The capital allocation is revealing. Lightspeed’s portfolio now spans the model layer (Anthropic, Mistral) and the control layer (Kyber) — a bet that the bottleneck for embodied AI will not be intelligence but actuation. Kempf has emphasised the same idea from the engineering side: in real-world control systems, every millisecond counts.

The scale problem nobody has solved

Kempf argues that companies with the resources to build remote-control infrastructure have done so privately, for narrow use cases like remote driving. But those systems are sized for the present, not the projected future. Kempf argues that scaling to millions of devices presents fundamentally different challenges than managing smaller fleets.

That gap — between bespoke systems built by well-capitalised incumbents and a generalised layer available to everyone else — is the structural opening Kyber is moving into. It is also where the open-source playbook becomes strategically interesting. Kyber’s core is open; the productised enterprise version, plus forward-deployed engineers, is what generates revenue. The model echoes Palantir’s FDE approach more than it does a traditional SaaS rollout.

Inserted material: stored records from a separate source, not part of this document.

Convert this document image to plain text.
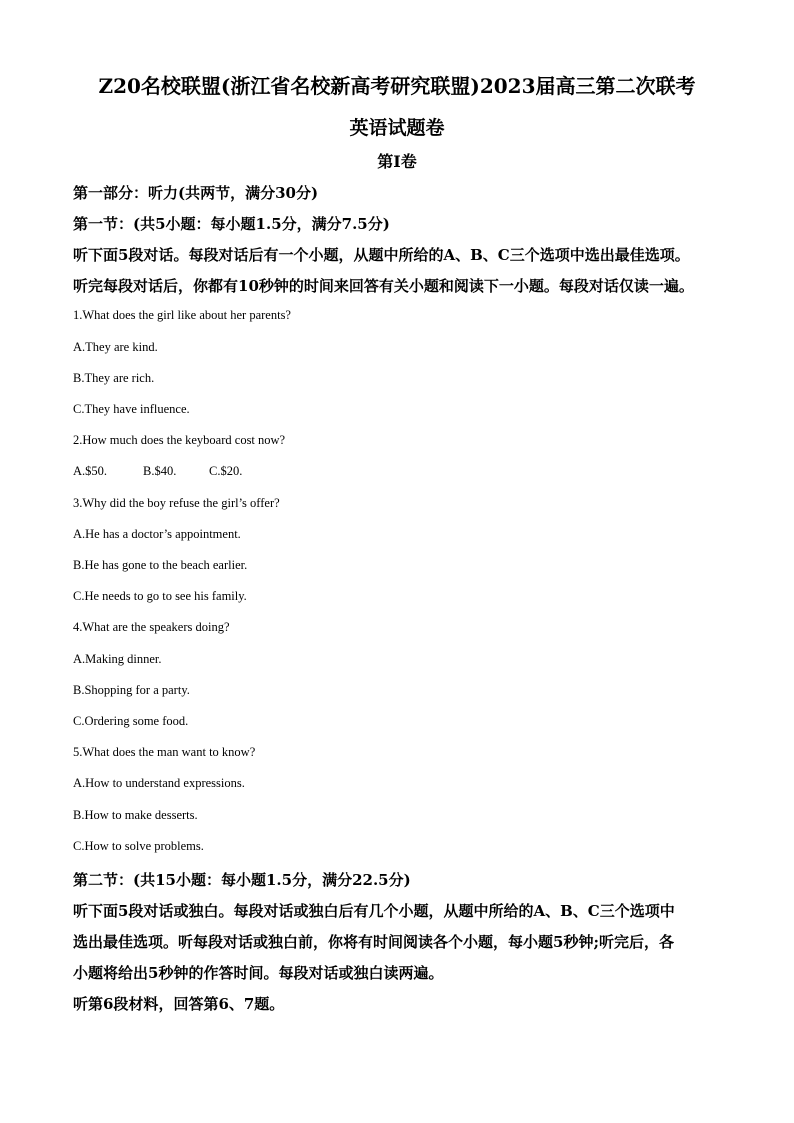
Z20名校联盟(浙江省名校新高考研究联盟)2023届高三第二次联考
英语试题卷
第I卷
第一部分：听力(共两节，满分30分)
第一节：(共5小题：每小题1.5分，满分7.5分)
听下面5段对话。每段对话后有一个小题，从题中所给的A、B、C三个选项中选出最佳选项。
听完每段对话后，你都有10秒钟的时间来回答有关小题和阅读下一小题。每段对话仅读一遍。
1.What does the girl like about her parents?
A.They are kind.
B.They are rich.
C.They have influence.
2.How much does the keyboard cost now?
A.$50.	B.$40.	C.$20.
3.Why did the boy refuse the girl’s offer?
A.He has a doctor’s appointment.
B.He has gone to the beach earlier.
C.He needs to go to see his family.
4.What are the speakers doing?
A.Making dinner.
B.Shopping for a party.
C.Ordering some food.
5.What does the man want to know?
A.How to understand expressions.
B.How to make desserts.
C.How to solve problems.
第二节：(共15小题：每小题1.5分，满分22.5分)
听下面5段对话或独白。每段对话或独白后有几个小题，从题中所给的A、B、C三个选项中
选出最佳选项。听每段对话或独白前，你将有时间阅读各个小题，每小题5秒钟;听完后，各
小题将给出5秒钟的作答时间。每段对话或独白读两遍。
听第6段材料，回答第6、7题。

Defence, telco, and the customer mix

Kyber says it is already in commercial deployment with customers in defence, telecom, robotics, and AI. The 25-person team operates from Paris, San Francisco, and Singapore — a footprint that mirrors the geography of the physical-AI buyers it is courting. The defence inclusion is notable: as autonomous and semi-autonomous systems proliferate in military procurement, the infrastructure that synchronises sensor feeds with control inputs becomes dual-use by default.

This is the part of the AI build-out that gets less coverage than the model layer — and it is where a category of customer that rarely makes headlines is already spending. Defence operators, telecoms, and large-fleet owners are not waiting for the consumer robotics wave to arrive; they are buying the control layer now, because the machines they run already exist and already need to be operated from a distance.

The takeaway

The headline is a founder story. The structural story is about where the capital is flowing inside the physical-AI stack — and which categories of customer (defence, telco, large-fleet operators) are already paying for infrastructure that the rest of the market will need within a few years. According to the company’s recruiting materials, Kyber positions itself as building a generalisable solution to problems that other companies have addressed only through expensive, proprietary systems. If Kempf is right that hundreds of millions of machines are coming online, the layer that keeps them in sync will start mattering well before the robot fleets actually arrive.